Émile Zola, « L’amour des bêtes », Le Figaro, 24 mars 1896

La postérité

Deux mois plus tard, le 25 mai 1896, son engagement pour les animaux lui vaut un diplôme d’honneur de la Société protectrice des animaux (SPA) [4]. Dans son discours de remerciement, il réaffirme que « c’est à la souffrance qu’il faut déclarer la guerre » et constate ironiquement que son amour des bêtes lui vaut plus de gloire et d’honneur que toute son œuvre. Et pour cause, la même semaine, le 28 mai 1896, Émile Zola candidate pour la dix-septième fois à l’Académie française… et essuie son dix-septième refus [5].

Émile Zola ne sera jamais admis à l’Académie française, mais l’Histoire fera le reste. Son œuvre littéraire est aujourd’hui passée à la postérité, ainsi que cet article du Figaro du 24 mars 1896 dans lequel il se laisse aller – et tant de cœurs avec lui – à rêver d’une humanité juste envers les animaux et, peut-être, enfin réconciliée avec elle-même.

Caricature « M. Émile Zola se console dans la société des bêtes de ne pouvoir entrer dans celle des académiciens », Abel Faivre, Le Rire, 13 juin 1896.

Consulter l’édition du Figaro du 24 mars 1896 au format PDF.

Notes et références

Notes et références
1 Le naturalisme est un mouvement littéraire né dans la seconde moitié du XIXe siècle comme prolongement du réalisme.
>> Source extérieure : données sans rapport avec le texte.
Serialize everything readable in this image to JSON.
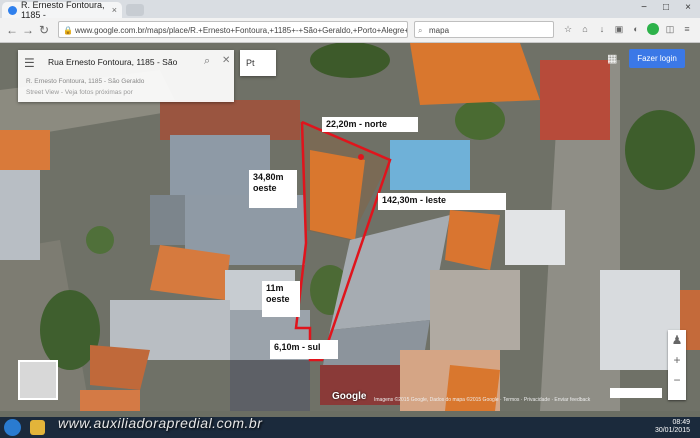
{
  "browser": {
    "tab_title": "R. Ernesto Fontoura, 1185 - ",
    "tab_close": "×",
    "url": "www.google.com.br/maps/place/R.+Ernesto+Fontoura,+1185+-+São+Geraldo,+Porto+Alegre+-+RS,+90230-091/@-30.0",
    "search_value": "mapa",
    "window_buttons": [
      "−",
      "□",
      "×"
    ],
    "nav_icons": [
      "back-icon",
      "forward-icon",
      "reload-icon"
    ]
  },
  "maps": {
    "search_query": "Rua Ernesto Fontoura, 1185 - São",
    "info_line1": "R. Ernesto Fontoura, 1185 - São Geraldo",
    "info_line2": "Street View - Veja fotos próximas por",
    "layer_selector": "Pt",
    "signin_label": "Fazer login",
    "logo": "Google",
    "attribution": "Imagens ©2015 Google, Dados do mapa ©2015 Google · Termos · Privacidade · Enviar feedback"
  },
  "annotations": {
    "north": "22,20m - norte",
    "west_upper_line1": "34,80m",
    "west_upper_line2": "oeste",
    "east": "142,30m - leste",
    "west_lower_line1": "11m",
    "west_lower_line2": "oeste",
    "south": "6,10m - sul"
  },
  "taskbar": {
    "watermark": "www.auxiliadorapredial.com.br",
    "time": "08:49",
    "date": "30/01/2015"
  },
  "colors": {
    "boundary": "#e0141c",
    "signin": "#3b78e7"
  }
}
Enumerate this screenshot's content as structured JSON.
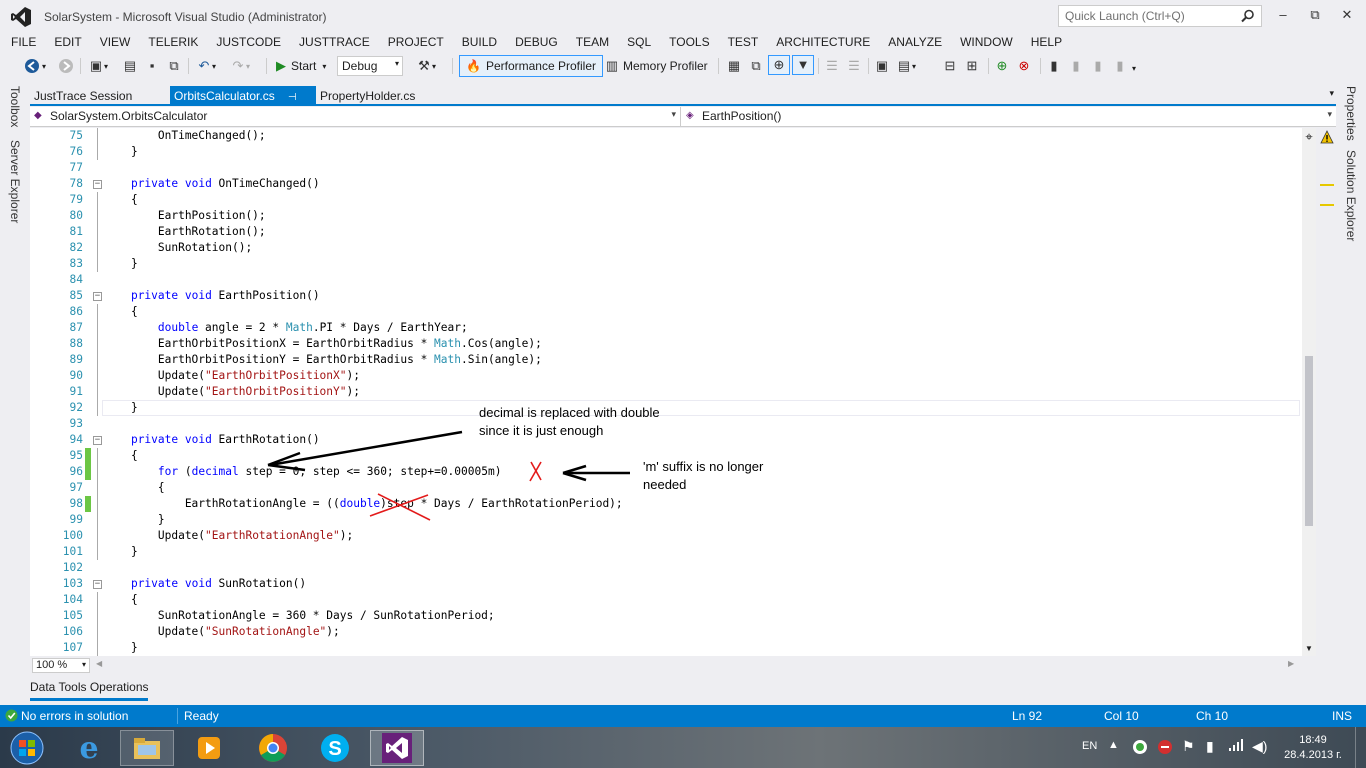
{
  "window": {
    "title": "SolarSystem - Microsoft Visual Studio (Administrator)",
    "quick_launch_placeholder": "Quick Launch (Ctrl+Q)"
  },
  "menu": [
    "FILE",
    "EDIT",
    "VIEW",
    "TELERIK",
    "JUSTCODE",
    "JUSTTRACE",
    "PROJECT",
    "BUILD",
    "DEBUG",
    "TEAM",
    "SQL",
    "TOOLS",
    "TEST",
    "ARCHITECTURE",
    "ANALYZE",
    "WINDOW",
    "HELP"
  ],
  "toolbar": {
    "start_label": "Start",
    "config_value": "Debug",
    "performance_profiler_label": "Performance Profiler",
    "memory_profiler_label": "Memory Profiler"
  },
  "side_left": {
    "toolbox": "Toolbox",
    "server_explorer": "Server Explorer"
  },
  "side_right": {
    "properties": "Properties",
    "solution_explorer": "Solution Explorer"
  },
  "doc_tabs": [
    {
      "label": "JustTrace Session"
    },
    {
      "label": "OrbitsCalculator.cs"
    },
    {
      "label": "PropertyHolder.cs"
    }
  ],
  "navbar": {
    "type": "SolarSystem.OrbitsCalculator",
    "member": "EarthPosition()"
  },
  "code_lines": [
    {
      "n": "75",
      "html": "        OnTimeChanged();"
    },
    {
      "n": "76",
      "html": "    }"
    },
    {
      "n": "77",
      "html": ""
    },
    {
      "n": "78",
      "html": "    <span class=\"kw\">private</span> <span class=\"kw\">void</span> OnTimeChanged()"
    },
    {
      "n": "79",
      "html": "    {"
    },
    {
      "n": "80",
      "html": "        EarthPosition();"
    },
    {
      "n": "81",
      "html": "        EarthRotation();"
    },
    {
      "n": "82",
      "html": "        SunRotation();"
    },
    {
      "n": "83",
      "html": "    }"
    },
    {
      "n": "84",
      "html": ""
    },
    {
      "n": "85",
      "html": "    <span class=\"kw\">private</span> <span class=\"kw\">void</span> EarthPosition()"
    },
    {
      "n": "86",
      "html": "    {"
    },
    {
      "n": "87",
      "html": "        <span class=\"kw\">double</span> angle = 2 * <span class=\"ty\">Math</span>.PI * Days / EarthYear;"
    },
    {
      "n": "88",
      "html": "        EarthOrbitPositionX = EarthOrbitRadius * <span class=\"ty\">Math</span>.Cos(angle);"
    },
    {
      "n": "89",
      "html": "        EarthOrbitPositionY = EarthOrbitRadius * <span class=\"ty\">Math</span>.Sin(angle);"
    },
    {
      "n": "90",
      "html": "        Update(<span class=\"str\">\"EarthOrbitPositionX\"</span>);"
    },
    {
      "n": "91",
      "html": "        Update(<span class=\"str\">\"EarthOrbitPositionY\"</span>);"
    },
    {
      "n": "92",
      "html": "    }"
    },
    {
      "n": "93",
      "html": ""
    },
    {
      "n": "94",
      "html": "    <span class=\"kw\">private</span> <span class=\"kw\">void</span> EarthRotation()"
    },
    {
      "n": "95",
      "html": "    {"
    },
    {
      "n": "96",
      "html": "        <span class=\"kw\">for</span> (<span class=\"kw\">decimal</span> step = 0; step &lt;= 360; step+=0.00005m)"
    },
    {
      "n": "97",
      "html": "        {"
    },
    {
      "n": "98",
      "html": "            EarthRotationAngle = ((<span class=\"kw\">double</span>)step * Days / EarthRotationPeriod);"
    },
    {
      "n": "99",
      "html": "        }"
    },
    {
      "n": "100",
      "html": "        Update(<span class=\"str\">\"EarthRotationAngle\"</span>);"
    },
    {
      "n": "101",
      "html": "    }"
    },
    {
      "n": "102",
      "html": ""
    },
    {
      "n": "103",
      "html": "    <span class=\"kw\">private</span> <span class=\"kw\">void</span> SunRotation()"
    },
    {
      "n": "104",
      "html": "    {"
    },
    {
      "n": "105",
      "html": "        SunRotationAngle = 360 * Days / SunRotationPeriod;"
    },
    {
      "n": "106",
      "html": "        Update(<span class=\"str\">\"SunRotationAngle\"</span>);"
    },
    {
      "n": "107",
      "html": "    }"
    }
  ],
  "annotations": {
    "note1_line1": "decimal is replaced with double",
    "note1_line2": "since it is just enough",
    "note2_line1": "'m' suffix is no longer",
    "note2_line2": "needed"
  },
  "zoom_value": "100 %",
  "bottom_tab": "Data Tools Operations",
  "status": {
    "errors": "No errors in solution",
    "state": "Ready",
    "ln": "Ln 92",
    "col": "Col 10",
    "ch": "Ch 10",
    "mode": "INS"
  },
  "taskbar": {
    "language": "EN",
    "time": "18:49",
    "date": "28.4.2013 г."
  },
  "colors": {
    "accent": "#007acc",
    "keyword": "#0000ff",
    "type": "#2b91af",
    "string": "#a31515",
    "change_bar": "#6cc644"
  }
}
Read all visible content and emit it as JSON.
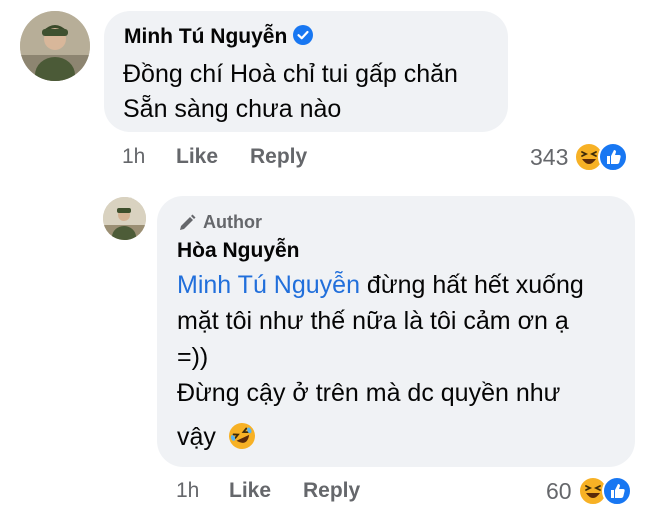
{
  "comment1": {
    "author": "Minh Tú Nguyễn",
    "lines": [
      "Đồng chí Hoà chỉ tui gấp chăn",
      "Sẵn sàng chưa nào"
    ],
    "time": "1h",
    "like_label": "Like",
    "reply_label": "Reply",
    "reaction_count": "343",
    "reactions": [
      "haha-icon",
      "like-icon"
    ]
  },
  "comment2": {
    "badge": "Author",
    "author": "Hòa Nguyễn",
    "mention": "Minh Tú Nguyễn",
    "line1_rest": " đừng hất hết xuống",
    "line2": "mặt tôi như thế nữa là tôi cảm ơn ạ",
    "line3": "=))",
    "line4": "Đừng cậy ở trên mà dc quyền như",
    "line5": "vậy",
    "time": "1h",
    "like_label": "Like",
    "reply_label": "Reply",
    "reaction_count": "60",
    "reactions": [
      "haha-icon",
      "like-icon"
    ]
  },
  "colors": {
    "bubble": "#f0f2f5",
    "mention": "#216fdb",
    "meta": "#65676b",
    "like_blue": "#1877f2",
    "haha_yellow": "#f7b125"
  }
}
Alors que ce dernier s’attachait à décrire la réalité de la manière la plus précise possible (y compris dans ses aspects immoraux ou vulgaires) en s’appuyant sur un travail minutieux de documentation, le naturalisme ajoute des contextes physiologiques et sociaux, montrant que le milieu où vit le protagoniste est l’une des raisons de son comportement. Le naturalisme se veut être un reflet de la réalité telle qu’elle est et non telle qu’elle devrait être, en cela il s’intéresse particulièrement aux classes sociales défavorisées : paysans, ouvriers ou prostituées.
2 Ugo Batini (dir.) et Guillaume Tonning (dir.), L’animal. Auteur par auteur. Culture générale. Prépa ECE/ECS. Concours 2021, 8. Deuxième partie : Littérature, Chapitre 7. Le bestiaire naturaliste d’Émile Zola (par Émilie Muraru), ISBN 234003891X.
3  »J’accuse… ! » est un article rédigé par Émile Zola au cours de l’affaire Dreyfus et publié dans le journal L’Aurore n° 87 du 13 janvier 1898.
4 Maurice Leudet, « Les récompenses de la Société protectrice des animaux« , Le Figaro, 26 mai 1896, p. 3.
5 Paul Aron, « Les candidatures de Zola à l’Académie française : une obstination significative« , Les Cahiers naturalistes, 91, pages 281-302, 2017.